The Senate bill remains a tough sell for House Democrats. The more liberal of the base believe strongly that the Senate bill is nowhere near progressive enough to constitute true reform. In not providing for the creation of a public healthcare plan, it goes against a lot of what liberals had hoped for. Many say that the plan does not go nearly far enough. Through the Senate’s version of healthcare reform, only ninety-four percent of all Americans would be covered and provided with health insurance, as compared with ninety-six percent under the House’s version of the same. The Senate plan would place an unpopular tax on so-called “Cadillac” healthcare insurance plans, like those enjoyed by union members and corporate executives, to raise money. In lieu of this, the House bill would raise money by raising taxes on millionaires – a provision very popular with middle-class America.

Because of the major disputes between the House and Senate versions of the bill, Democrats on both sides assumed that the two houses would eventually merge the bills to combine the best parts of both. If Coakley wins the Massachusetts seat, this compromise seems very likely to happen at this point. If Republicans win the day tomorrow, however, those dreams will have to die since there will no longer be enough Democrats in the Senate to guarantee passage of any healthcare bill. House Democrats would have to suck up their regrets and reservations and accept the Senate healthcare bill exactly as-is and without any chances, since the bill at this point could be passed with the House’s approval to President Obama for a final signature without going back to the Senate and risking being thrown out.

The House’s last chance at a bill that would meet everyone’s approval would have to come under a complicated process called budget reconciliation. The Senate could be compelled to make changes to the law by the House with a simple majority, but there are plenty of problems with taking that approach. House Democrats are already testy about changes that the Senate insisted upon in their bill, and might just get vindictive and decide that they’d rather have no reform at all than to suck up the Senate’s bill. Also, some moderate Democrats might jump ship if they see a GOP member sitting in Ted Kennedy’s Senate seat.

Republicans are actively calling the House’s bluff, saying that Democrats will never settle for the Senate’s highly contentious version of the healthcare bill even if Brown does take the Senate seat in Massachusetts. But Democrats risk so much more if they do not take action – what message would that send to the voters who voted to put Democrats in control of the House, Senate, and White House back in November? Obviously, the race has not yet been decided. But the Obama administration and his closest allies are reportedly considering several options in the event that Coakley loses.

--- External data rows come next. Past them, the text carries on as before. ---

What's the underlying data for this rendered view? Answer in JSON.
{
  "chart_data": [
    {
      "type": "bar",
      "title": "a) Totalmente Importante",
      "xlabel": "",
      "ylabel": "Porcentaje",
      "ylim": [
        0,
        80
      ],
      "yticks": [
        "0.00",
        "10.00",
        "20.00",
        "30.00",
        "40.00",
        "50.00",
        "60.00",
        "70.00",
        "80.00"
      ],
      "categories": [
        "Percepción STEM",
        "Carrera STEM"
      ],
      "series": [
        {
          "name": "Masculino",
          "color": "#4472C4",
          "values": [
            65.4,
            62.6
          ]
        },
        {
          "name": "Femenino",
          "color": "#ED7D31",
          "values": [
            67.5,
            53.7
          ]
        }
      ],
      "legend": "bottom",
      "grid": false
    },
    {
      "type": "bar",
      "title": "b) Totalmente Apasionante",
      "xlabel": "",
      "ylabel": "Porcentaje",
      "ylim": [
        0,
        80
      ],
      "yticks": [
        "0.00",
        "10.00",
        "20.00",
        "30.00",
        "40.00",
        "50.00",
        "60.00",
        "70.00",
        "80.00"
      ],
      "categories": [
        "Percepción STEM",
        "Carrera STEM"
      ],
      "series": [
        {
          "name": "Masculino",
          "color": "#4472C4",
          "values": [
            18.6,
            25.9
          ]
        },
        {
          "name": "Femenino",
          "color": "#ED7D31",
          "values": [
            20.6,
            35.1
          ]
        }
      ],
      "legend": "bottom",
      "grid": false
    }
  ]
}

One option would undoubtedly incite a political firestorm and criticisms of sneakiness, but Congress could rapidly try to negotiate a compromise between House and Senate Democrats over the bill before Brown were to be sworn into office. On the plus side, a bill better than the current Senate proposal might be made law. On the negative side, Republicans would have even more fuel with which to attack Democrats with their accusations of a lack of transparency in the law-making process. Also, Democrats could try to get at least one Republican to cast the all-important sixtieth Senate vote. Senator Olympia J. Snowe of Maine is considered the closest thing the GOP has to a fence-sitter, but not everyone is sure that she’d actually cave and vote against her party’s line. Or, lastly, everyone could start over and pass a new, scaled-back health bill using budget reconciliation, which requires a simple majority of Senate votes that Democrats could easily achieve. Speaker Nancy Pelosi has again and again refused to call for a House vote on the Senate’s version and gossip says that Washington officials have raised concerns about asking the rank and file to vote on a bill containing provisions that might prove problematic in the midterm elections. Nobody wants to approve a less-than-satisfactory measure with their own reelection on the line in November, even if the future of American healthcare hangs in the balance.